Raikes School student projects solve real-world problems, aid clients

Jun 23, 2022      By University Communication

Team Spreetail, (from left) Bertrand Sibomana, Ritvik Handa, Ciara Baumert, Ben Hanson and Katie Leger, poses with their project poster at the Design Studio Showcase.
Team Spreetail, (from left) Bertrand Sibomana, Ritvik Handa, Ciara Baumert, Ben Hanson and Katie Leger, poses with their project poster at the Design Studio Showcase.

A team of five students in the Jeffrey S. Raikes School of Computer Science and Management’s Design Studio was asked to solve an e-commerce company’s categorization problem and produced a solution that saved 34,000 hours per year.

The design studio is a required, two-year capstone program in which students merge engineering, business and design to solve real-world problems with robust software products. Student teams are paired with local companies to create a product to solve a problem. Throughout the fall-to-spring process, students overcome challenges, hone their teamwork skills and are mentored by industry professionals while they develop an outstanding product.

The program culminates with the Design Studio Showcase, during which students present their products to community members and stakeholders. At the showcase, two teams are recognized for their dedication and exceptional projects with platinum and gold awards. This year’s winners were Team Spreetail and Team Bridges to Hope, respectively.

“Our team was already very proud of the work we had done, but it was really nice to also have external recognition,” said Ryan Olsen, Bridges to Hope team lead and product manager from Aurora, Colorado. “More than anything, it was meaningful to have the Bridges to Hope director see us getting the award because throughout the year, she kept saying how much this meant to her and how much she wanted us to be recognized.”

Olsen’s team worked with the program’s first nonprofit organization, Bridges to Hope. The nonprofit provides items and services to those transitioning into the community after incarceration. Currently, Bridges to Hope tracks items and services with pencil and paper. With financial support from Spreetail, the Raikes team developed a data management platform for the organization.

The website, accessible only to volunteers and employees of the organization, was built from scratch to replace the paper tracking system and gives the organization a way to track re-entrants and items. It also brings added abilities, such as generating data reports.

From this project, students learned more about usability, longevity, managing expectations and communicating. And, the worthy cause kept the students motivated throughout the year.

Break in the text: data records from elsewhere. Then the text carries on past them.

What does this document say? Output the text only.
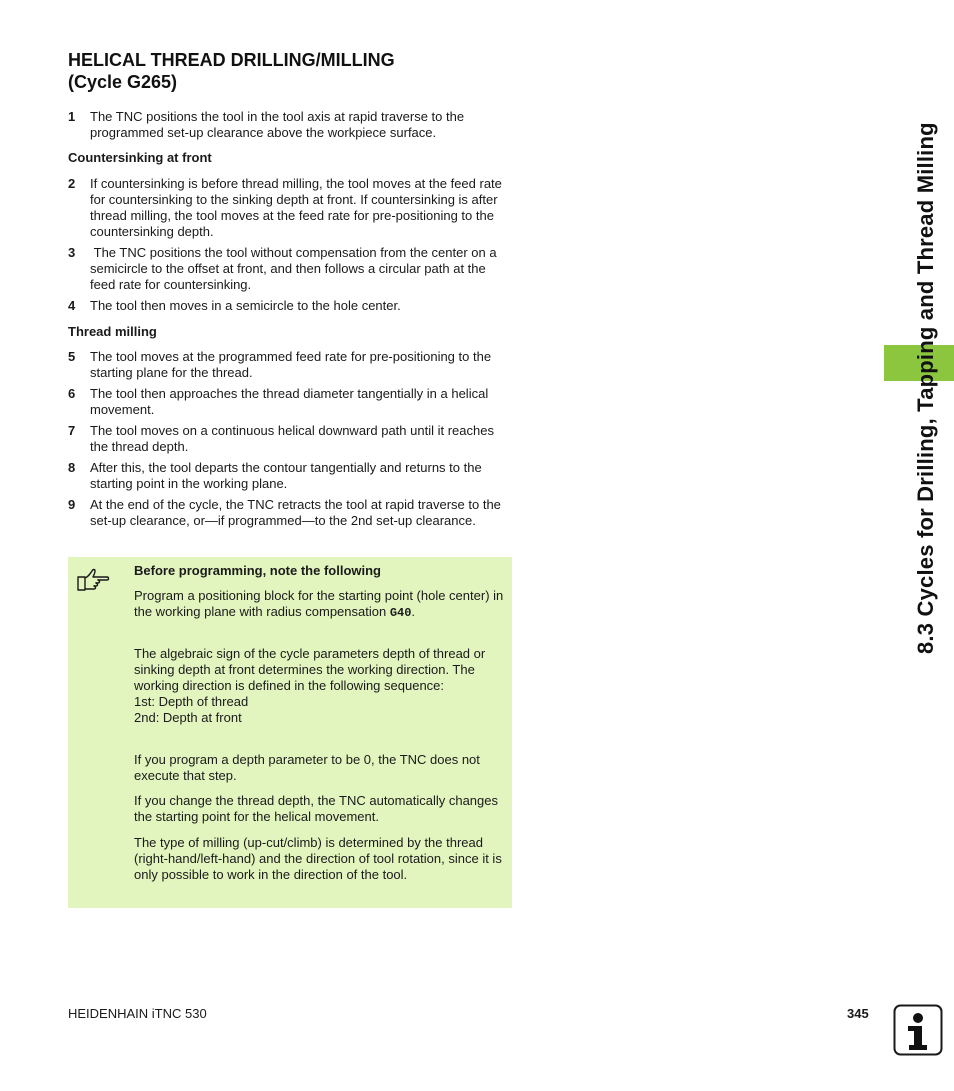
HELICAL THREAD DRILLING/MILLING
(Cycle G265)
1 The TNC positions the tool in the tool axis at rapid traverse to the programmed set-up clearance above the workpiece surface.
Countersinking at front
2 If countersinking is before thread milling, the tool moves at the feed rate for countersinking to the sinking depth at front. If countersinking is after thread milling, the tool moves at the feed rate for pre-positioning to the countersinking depth.
3 The TNC positions the tool without compensation from the center on a semicircle to the offset at front, and then follows a circular path at the feed rate for countersinking.
4 The tool then moves in a semicircle to the hole center.
Thread milling
5 The tool moves at the programmed feed rate for pre-positioning to the starting plane for the thread.
6 The tool then approaches the thread diameter tangentially in a helical movement.
7 The tool moves on a continuous helical downward path until it reaches the thread depth.
8 After this, the tool departs the contour tangentially and returns to the starting point in the working plane.
9 At the end of the cycle, the TNC retracts the tool at rapid traverse to the set-up clearance, or—if programmed—to the 2nd set-up clearance.
Before programming, note the following
Program a positioning block for the starting point (hole center) in the working plane with radius compensation G40.
The algebraic sign of the cycle parameters depth of thread or sinking depth at front determines the working direction. The working direction is defined in the following sequence:
1st: Depth of thread
2nd: Depth at front
If you program a depth parameter to be 0, the TNC does not execute that step.
If you change the thread depth, the TNC automatically changes the starting point for the helical movement.
The type of milling (up-cut/climb) is determined by the thread (right-hand/left-hand) and the direction of tool rotation, since it is only possible to work in the direction of the tool.
8.3 Cycles for Drilling, Tapping and Thread Milling
HEIDENHAIN iTNC 530	345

“I think the nonprofit aspect was the coolest part of the project,” said Ray Huck, team lead and development manager from Omaha. “It was cool to know that the community of Lincoln had a stake in what we were building.”

In addition to funding the Bridges to Hope project, Spreetail had its own problem that they posed to the students on Team Spreetail.

Spreetail has an internal dashboard that they currently use where they’ll input item information and then they can go through all the different marketplaces they sell on. Whoever’s listing the item can select whatever category they think is best.

“What our solution will end up looking like is there will be a button on that page where it says ‘get a category suggestion’ and it’ll use the information that’s already input about the item to run through our model and give them a prediction,” said Ben Hanson, team lead and development manager from Overland Park, Kan.

This solution saves time, labor and improves accuracy for product categorization.

“Originally, the process that they were using took about 20 minutes per product. We reduced that to about two minutes per product which is about a 90% reduction in time,” Leger said. “We figured out that that equates to about 34,000 hours per year of product catalog categorization time that they no longer need.”

According to Leger and Hanson, a 5% increase in the accuracy of the product categorizations could mean massive earnings for Spreetail, because those customers are able to find the products that they want to buy and are more likely to buy from them rather than a competitor. The team exceeded that goal, and increased the accuracy by 15%, which could have huge a impact on the company’s revenue.

To Team Spreetail, the platinum award validated the dedication and time spent perfecting their product.

These two award-winning projects gave the team leads and their team members the experience to further develop and showcase their skills in communication, design, usability and more.

The four leads, who graduated May 14, will take the lessons they learned to their future employers, which are Disney, Groupon, Buildertrend and PayIt.

“My career my goal is to one day become a team lead instead of just a software developer,” Hanson said. “This experience was my first real experience leading a software project, which will be really useful for my future.”